While his forte is hotels, the UK-born designer paid his dues — and is still — illuminating the abodes of high-net-worth individuals and celebrities in Asia and further afield. Indeed, he was a major presence during the boom period of villa building in Phuket in the late 90s and the early Noughties.
He has since been enlisted to shed light on two Phuket properties owned by David Roberts, former CEO of the New York-based architecture firm Aedas.
Between 2011 and 2013, CWL and Bangkok-based architecture firm Ideal 1 collaborated on Roberts’ THB200-million (USD5.75 million) villa that sits on 8,400 square metres of prime parcel in the hills near Rawai Beach. The 1,731-square-metre structure radiates inside and out with LED external lights, in-ground uplights at all structural supports, uplit rubble walls, and even a home theatre fitted with fibre optics that evoke the night sky.
In terms of lighting, would you call David’s villa a smart home?
The fact that the whole lighting system is integrated into one control system is pretty smart. If the owner hears a crash or noise outside he can just hit buttons on his bedside control panel, turning on all the external lights and the corridor lighting as a security feature.
The fact that all of the channels are dimmable is quite intelligent too. The lights are integrated to the security system so if the system detects an intrusion it will light all perimeter lighting and various other external lights – even if nobody is at the property.
Tell us more about the lighting scenes
There is a clock that turns on the external lighting at designated times. The lighting system calculates when it gets dark. It doesn’t come on at the same time throughout the year though, because the time of dusk changes across the year in Phuket.
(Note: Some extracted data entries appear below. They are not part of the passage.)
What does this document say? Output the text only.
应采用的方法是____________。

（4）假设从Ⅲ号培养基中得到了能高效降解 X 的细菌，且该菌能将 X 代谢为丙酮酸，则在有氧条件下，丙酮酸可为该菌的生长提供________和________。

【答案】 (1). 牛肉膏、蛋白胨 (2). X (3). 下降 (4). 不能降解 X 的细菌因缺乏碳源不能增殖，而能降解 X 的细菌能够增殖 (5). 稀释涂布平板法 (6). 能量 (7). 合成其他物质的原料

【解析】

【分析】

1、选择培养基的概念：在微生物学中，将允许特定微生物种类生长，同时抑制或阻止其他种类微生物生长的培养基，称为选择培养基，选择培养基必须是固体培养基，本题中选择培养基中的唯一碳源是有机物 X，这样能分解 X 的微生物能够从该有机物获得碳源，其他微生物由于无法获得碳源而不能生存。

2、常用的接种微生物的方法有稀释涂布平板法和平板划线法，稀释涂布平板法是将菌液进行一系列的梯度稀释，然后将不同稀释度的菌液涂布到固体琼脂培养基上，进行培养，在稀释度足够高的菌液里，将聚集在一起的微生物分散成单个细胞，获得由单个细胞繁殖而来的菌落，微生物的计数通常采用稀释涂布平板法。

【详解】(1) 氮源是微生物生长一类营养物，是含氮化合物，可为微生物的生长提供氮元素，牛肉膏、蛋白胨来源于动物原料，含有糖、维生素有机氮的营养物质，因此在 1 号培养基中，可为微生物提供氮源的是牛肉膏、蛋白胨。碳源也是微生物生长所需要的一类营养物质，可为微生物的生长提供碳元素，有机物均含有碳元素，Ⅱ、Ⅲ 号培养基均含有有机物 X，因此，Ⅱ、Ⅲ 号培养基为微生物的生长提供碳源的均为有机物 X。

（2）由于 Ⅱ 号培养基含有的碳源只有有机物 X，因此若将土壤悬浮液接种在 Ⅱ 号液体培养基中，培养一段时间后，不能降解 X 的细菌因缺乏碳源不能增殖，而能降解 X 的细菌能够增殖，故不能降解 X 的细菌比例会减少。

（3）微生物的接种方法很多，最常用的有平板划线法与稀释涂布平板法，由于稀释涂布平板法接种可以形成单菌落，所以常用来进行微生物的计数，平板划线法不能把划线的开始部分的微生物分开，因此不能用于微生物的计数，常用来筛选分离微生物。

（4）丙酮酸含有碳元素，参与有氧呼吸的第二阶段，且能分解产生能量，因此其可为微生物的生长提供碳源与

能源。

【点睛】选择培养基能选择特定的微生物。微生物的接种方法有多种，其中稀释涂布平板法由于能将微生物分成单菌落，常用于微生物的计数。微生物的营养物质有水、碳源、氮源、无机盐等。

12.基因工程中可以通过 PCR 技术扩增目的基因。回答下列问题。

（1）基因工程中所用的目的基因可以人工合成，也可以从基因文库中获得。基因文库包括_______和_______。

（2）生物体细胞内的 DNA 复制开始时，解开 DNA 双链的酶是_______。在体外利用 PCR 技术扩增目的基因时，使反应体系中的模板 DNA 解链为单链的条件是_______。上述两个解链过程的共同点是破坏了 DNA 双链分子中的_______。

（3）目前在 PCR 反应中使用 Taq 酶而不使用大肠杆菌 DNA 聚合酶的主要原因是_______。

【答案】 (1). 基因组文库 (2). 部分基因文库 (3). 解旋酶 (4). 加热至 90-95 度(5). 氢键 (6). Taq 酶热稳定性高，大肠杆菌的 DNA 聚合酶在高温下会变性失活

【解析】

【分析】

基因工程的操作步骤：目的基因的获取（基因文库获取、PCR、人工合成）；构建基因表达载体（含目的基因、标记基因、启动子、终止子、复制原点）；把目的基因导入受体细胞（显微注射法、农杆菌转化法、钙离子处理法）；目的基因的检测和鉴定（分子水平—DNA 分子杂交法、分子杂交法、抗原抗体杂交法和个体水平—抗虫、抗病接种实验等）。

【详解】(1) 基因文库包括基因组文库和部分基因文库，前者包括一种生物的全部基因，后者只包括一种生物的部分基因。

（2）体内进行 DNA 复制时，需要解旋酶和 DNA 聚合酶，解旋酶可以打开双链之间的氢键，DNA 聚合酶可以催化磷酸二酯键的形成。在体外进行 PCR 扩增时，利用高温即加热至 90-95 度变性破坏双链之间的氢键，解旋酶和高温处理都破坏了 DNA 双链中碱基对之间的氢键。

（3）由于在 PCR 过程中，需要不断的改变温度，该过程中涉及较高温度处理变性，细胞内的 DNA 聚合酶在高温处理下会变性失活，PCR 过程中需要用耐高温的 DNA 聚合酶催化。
When it calculates the time for the lighting to come on, it runs with one lighting scene and then it fades into another lighting scene, which is usually softer.
The owner also has a handheld control in his car so that as he approaches the villa he can turn the lighting on.
What makes each villa you work on unique?
Each individual villa is custom designed; you can’t cut and paste. However, techniques may be similar. This depends on the effect we’re looking for or what the individual owners want. Some owners, especially Westerners, like lower-level lighting. They like to have quiet areas, no glare, a softer, orangey type of light — like candlelight.
Whereas if you do a property for moneyed Asians, they like it to be very bright. They’re not into intimacy and quiet spots so much.
How much has changed in terms of lighting advancements since you designed the villa?
LED light systems have developed significantly in the last three to four years. Now you’re unlikely to design with halogen or incandescent. It’s all going to be LED, whereas three or four years ago, it would be a mixture.
How would you define smart living?
Using technology to help you perform necessary functions to make life easier — not gimmicks.